Sophie has been one of the key people in bringing together academic research and the vegetation analysis capabilities provided by NM Group. Starting in 2015, she participated in a two-year collaboration program between NM Group and Durham University, named the Knowledge Transfer Partnership or KTP program. “The project intended to build on NM Group’s existing core services to improve vegetation modeling and analysis capabilities and facilitate the transfer of years of experience and research from the academic environment into the commercial environment. Often, universities and industry are working on innovative research independently. Bringing the two together can help realize a greater research impact and pass these benefits on to the utilities,” Sophie reflects.
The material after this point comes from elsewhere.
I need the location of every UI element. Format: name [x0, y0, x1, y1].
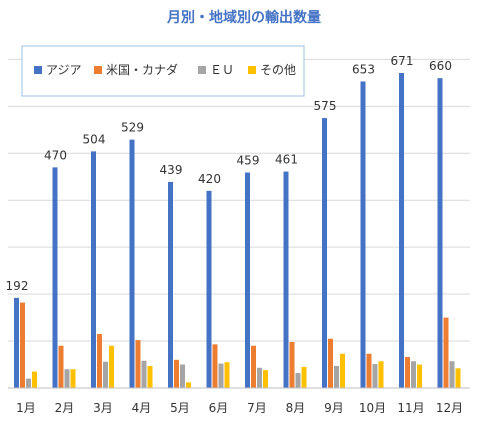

“Prioritizing vegetation management areas significantly reduces risk with the lowest financial outlay.”
But the KTP project was more than just exchanging information. Sophie continues: “The project also delved into a whole range of state-of-the-art technologies and techniques, such as using rapid return satellites and change detection techniques to quickly pinpoint tree-fall events and cluster analysis methods for individual tree detection.” In addition, taking along some of NM Group’s key customers in the UK, USA and Australia added to the value of the project tremendously. “We wanted to test out the methodologies and analytics developed in as many different environments as possible to make sure they remained accurate and relevant to the varying regulatory and safety drivers,” Sophie concludes, adding that there are publications in preparation around the project for those interested to know more.
IN THE SPOTLIGHT
Traditionally, vegetation inspections have involved arborists walking or flying the line corridors, examining the distance between the vegetation and the power lines, and recording the data manually, often with portable devices and GPS locations. The concern, however, would be the data accuracy. “The costs in precision and accuracy when in the field limit the use of the information back in the office and can lead to misinformed vegetation management programs,” Sophie points out.
“One of the immediate advantages,” Sophie continues, “are the lack of false positives and negatives and the ability to assess all vegetation surrounding the power line, something which often is beyond field analysis due to the volume of vegetation. Additionally, through further analysis and synthesis with other data sources such as multispectral satellite imagery or historical meteorological data, we can generate models of vegetation structure, hypothesize growth rates and identify patterns in branch failure and tree fall. The advantage of working in the field is identifying key indications which could lead to tree or branch failure, but remote sensing methodologies are making leaps and bounds in this respect. Data collection and analysis timescales can be fast in comparison to manual inspection and the additional analytics can be used to prioritize vegetation management areas, significantly reducing risk with the lowest financial outlay.”
Video by NM Group: The KTP collaboration project between NM Group and Durham University
“Through the KTP project and some really hard work and further development from the NM Group team, we have the ability to accurately pinpoint vegetation capable of falling or growing into a powerline in compliance with a wide range of vegetation management regulations using LiDAR data,” Sophie summarizes. “We have incorporated academic rigor into our vegetation analysis products allowing us to, for example, provide the volume and health of hazardous vegetation and analytically assign outage risk to these. Developments such as these allow our customer utilities to undertake more accurate vegetation management activities with increased capabilities for the planning and audit of the work. This inevitably reduces the cost and risk associated with vegetation hazards to the power line and increases the resilience of the power supply.”
Well now, what a way to combine academic research to something extremely cool that, on top, is beneficial to so many! I believe there are many with me who can’t wait to get their hands on those papers to be published - not to mention, to see what future projects will bring us.